Around the Bend Ghost of ‘Lectricty – Just when we thought we had tried just about every Chicagoland brewery, we come across this beer from Around the Bend in Chicago. Our maiden voyage with this brewery is their kölsch, Ghost of ‘Lectricity. Their version of a kölsch pours a bright, but cloudy yellow and with a head that is super fluffy. On the nose, dry white wine notes emanate from the glass with a refreshing brightness. As for the flavor, the beer is really mild and refreshing, flashing a few hints of bitterness on the finish. All in all it’s a great, light summery beer and perfect for the towering quesadillas we made.
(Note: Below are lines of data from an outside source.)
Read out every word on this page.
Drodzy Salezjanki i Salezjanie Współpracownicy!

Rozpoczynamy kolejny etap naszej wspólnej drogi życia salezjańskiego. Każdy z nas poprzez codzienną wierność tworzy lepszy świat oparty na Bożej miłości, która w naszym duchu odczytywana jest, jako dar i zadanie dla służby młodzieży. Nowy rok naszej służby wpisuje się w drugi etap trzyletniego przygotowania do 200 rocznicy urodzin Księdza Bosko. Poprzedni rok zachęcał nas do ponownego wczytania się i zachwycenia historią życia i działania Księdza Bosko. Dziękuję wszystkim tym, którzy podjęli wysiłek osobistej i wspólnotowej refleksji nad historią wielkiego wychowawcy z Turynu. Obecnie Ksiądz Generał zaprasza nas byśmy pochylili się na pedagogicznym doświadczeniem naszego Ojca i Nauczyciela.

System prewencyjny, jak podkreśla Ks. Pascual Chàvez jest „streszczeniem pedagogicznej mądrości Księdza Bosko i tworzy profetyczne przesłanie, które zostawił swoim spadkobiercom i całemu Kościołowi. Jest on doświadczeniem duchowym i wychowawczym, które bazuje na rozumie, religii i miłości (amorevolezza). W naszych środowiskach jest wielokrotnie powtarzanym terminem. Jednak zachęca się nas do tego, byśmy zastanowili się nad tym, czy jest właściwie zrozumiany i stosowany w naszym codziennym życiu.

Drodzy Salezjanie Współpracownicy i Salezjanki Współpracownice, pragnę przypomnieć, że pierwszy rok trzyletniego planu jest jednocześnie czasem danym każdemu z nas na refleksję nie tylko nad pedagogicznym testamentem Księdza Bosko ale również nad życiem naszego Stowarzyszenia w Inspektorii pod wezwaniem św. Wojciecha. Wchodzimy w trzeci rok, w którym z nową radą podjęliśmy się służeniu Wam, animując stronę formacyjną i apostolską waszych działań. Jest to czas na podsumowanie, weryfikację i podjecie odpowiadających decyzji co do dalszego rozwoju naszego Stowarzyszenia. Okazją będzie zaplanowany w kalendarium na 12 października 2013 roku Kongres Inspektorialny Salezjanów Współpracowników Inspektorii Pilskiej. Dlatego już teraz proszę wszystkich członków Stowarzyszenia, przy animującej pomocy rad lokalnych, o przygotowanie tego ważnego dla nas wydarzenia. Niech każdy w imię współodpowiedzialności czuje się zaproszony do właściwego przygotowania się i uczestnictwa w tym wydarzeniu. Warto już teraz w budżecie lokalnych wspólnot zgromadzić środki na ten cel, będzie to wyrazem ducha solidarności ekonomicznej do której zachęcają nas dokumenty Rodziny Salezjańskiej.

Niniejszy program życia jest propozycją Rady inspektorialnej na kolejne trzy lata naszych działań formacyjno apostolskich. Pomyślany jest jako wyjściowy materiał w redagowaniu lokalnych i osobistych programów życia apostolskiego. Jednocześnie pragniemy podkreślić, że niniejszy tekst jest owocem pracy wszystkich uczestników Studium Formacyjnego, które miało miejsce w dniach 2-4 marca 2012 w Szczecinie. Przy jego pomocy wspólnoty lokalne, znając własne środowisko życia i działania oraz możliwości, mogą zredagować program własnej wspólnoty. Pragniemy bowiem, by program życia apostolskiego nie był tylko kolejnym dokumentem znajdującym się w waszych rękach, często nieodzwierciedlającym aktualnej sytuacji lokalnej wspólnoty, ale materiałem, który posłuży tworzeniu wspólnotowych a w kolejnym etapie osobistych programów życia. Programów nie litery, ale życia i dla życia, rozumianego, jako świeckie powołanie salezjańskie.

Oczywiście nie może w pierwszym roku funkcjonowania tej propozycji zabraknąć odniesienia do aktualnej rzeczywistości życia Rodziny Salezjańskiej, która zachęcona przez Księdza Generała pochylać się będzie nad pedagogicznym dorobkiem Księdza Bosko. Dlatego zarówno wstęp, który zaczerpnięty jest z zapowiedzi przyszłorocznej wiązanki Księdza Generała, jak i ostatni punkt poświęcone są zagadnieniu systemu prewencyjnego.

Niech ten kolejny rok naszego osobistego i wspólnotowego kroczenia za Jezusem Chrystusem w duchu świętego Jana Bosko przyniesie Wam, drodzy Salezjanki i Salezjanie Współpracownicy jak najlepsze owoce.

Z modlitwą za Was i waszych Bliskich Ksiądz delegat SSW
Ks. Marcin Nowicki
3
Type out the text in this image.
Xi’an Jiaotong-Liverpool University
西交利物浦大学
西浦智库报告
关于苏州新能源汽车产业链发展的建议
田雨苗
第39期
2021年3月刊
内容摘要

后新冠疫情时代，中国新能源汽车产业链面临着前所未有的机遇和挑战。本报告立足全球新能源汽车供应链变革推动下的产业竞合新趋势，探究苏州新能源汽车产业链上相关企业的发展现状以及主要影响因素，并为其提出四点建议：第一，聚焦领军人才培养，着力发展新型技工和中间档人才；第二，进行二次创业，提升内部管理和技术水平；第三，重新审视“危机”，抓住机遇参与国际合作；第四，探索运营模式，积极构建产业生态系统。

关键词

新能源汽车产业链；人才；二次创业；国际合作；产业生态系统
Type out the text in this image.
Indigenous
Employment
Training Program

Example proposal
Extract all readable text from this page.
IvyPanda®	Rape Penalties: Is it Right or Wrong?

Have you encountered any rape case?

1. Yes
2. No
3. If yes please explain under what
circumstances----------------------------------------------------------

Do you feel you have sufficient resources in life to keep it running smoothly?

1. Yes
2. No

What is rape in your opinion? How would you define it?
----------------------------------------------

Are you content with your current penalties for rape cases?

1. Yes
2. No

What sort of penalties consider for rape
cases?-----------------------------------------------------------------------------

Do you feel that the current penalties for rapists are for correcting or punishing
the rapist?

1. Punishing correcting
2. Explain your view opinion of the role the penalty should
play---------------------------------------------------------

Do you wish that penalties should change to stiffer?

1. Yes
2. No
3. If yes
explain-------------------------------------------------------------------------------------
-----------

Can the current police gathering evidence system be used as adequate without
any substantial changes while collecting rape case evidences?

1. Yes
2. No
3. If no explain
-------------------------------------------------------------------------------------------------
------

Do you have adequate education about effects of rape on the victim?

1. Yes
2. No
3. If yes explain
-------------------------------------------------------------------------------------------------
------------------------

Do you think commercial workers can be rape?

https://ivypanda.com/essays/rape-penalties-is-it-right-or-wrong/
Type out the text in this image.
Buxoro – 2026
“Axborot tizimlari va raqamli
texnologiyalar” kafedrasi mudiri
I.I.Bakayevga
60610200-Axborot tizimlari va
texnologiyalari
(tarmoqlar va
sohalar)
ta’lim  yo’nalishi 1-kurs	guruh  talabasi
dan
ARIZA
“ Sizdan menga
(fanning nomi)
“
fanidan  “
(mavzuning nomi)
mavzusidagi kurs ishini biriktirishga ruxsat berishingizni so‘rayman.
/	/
Sweet Apple “Sing The Night of Sorrow” – To say we were eagerly awaiting this album for months is a bit of an understatement. Hanging on to every social media nibble the band dangled out there, release day has finally arrived. The band is back with the good time tunes dabbling in few different stylings but remaining catchy throughout. The album starts off with a bit of a curveball on the very 80s sounding “(My Head is Stick in the) Traffic sounding as if Elvis Costello and Oingo Boingo took a trip through the fuzz machine leaning more to the pop rock side of things. The best track on the album comes up next by way of “World I’m Going to Leave You”. Don’t let the darker song title fool you, this song really rocks with the grittiness and swagger that you’ve come to love from this band. “You Don’t Belong To Me” has the roots rock flavor of Petty mixed on with the catchiness of British pop rock. The trippy yet haunting “A Girl and a Gun” could easily be a track on The Natural Born Killers soundtrack and fit right in with the rest of the tunes. “She Wants to Run” has all of the alt-country twang and catchiness of any of Jeff Tweedy’s work combined with Beach Boys-like harmonies. It’s a perfectly summer driving tune. A cool little early Pearl Jam-esque groove kicks off “Candles in the Sun” evoking “Evenflow” a little bit. The whole song harkens back to the days of early to mid-90s era rock. “Summer’s Gone” is a lament that starts off rather melancholy but thanks to the beautiful harmonies and slow build, it’s not the least bit depressing, actually quite the opposite. The band mixes the dirty rock guitar of Gary Clark Jr. with the undeniable catchiness of Weezer perfectly on the mid-tempo rocker “Thank You”. The album ends with a couple of ballads starting with “Crying in the Clouds”, a trance-like acoustic number followed by the folksy “Everybody’s Leaving” cut from the cloth as The Birds, Crosby Stills & Nash and early Neil Young mixed with The Jayhawks. Chalk up another great album from this band, you know you’re always in for a diverse, catchy group of tunes when these guys put out an album and this album is no different.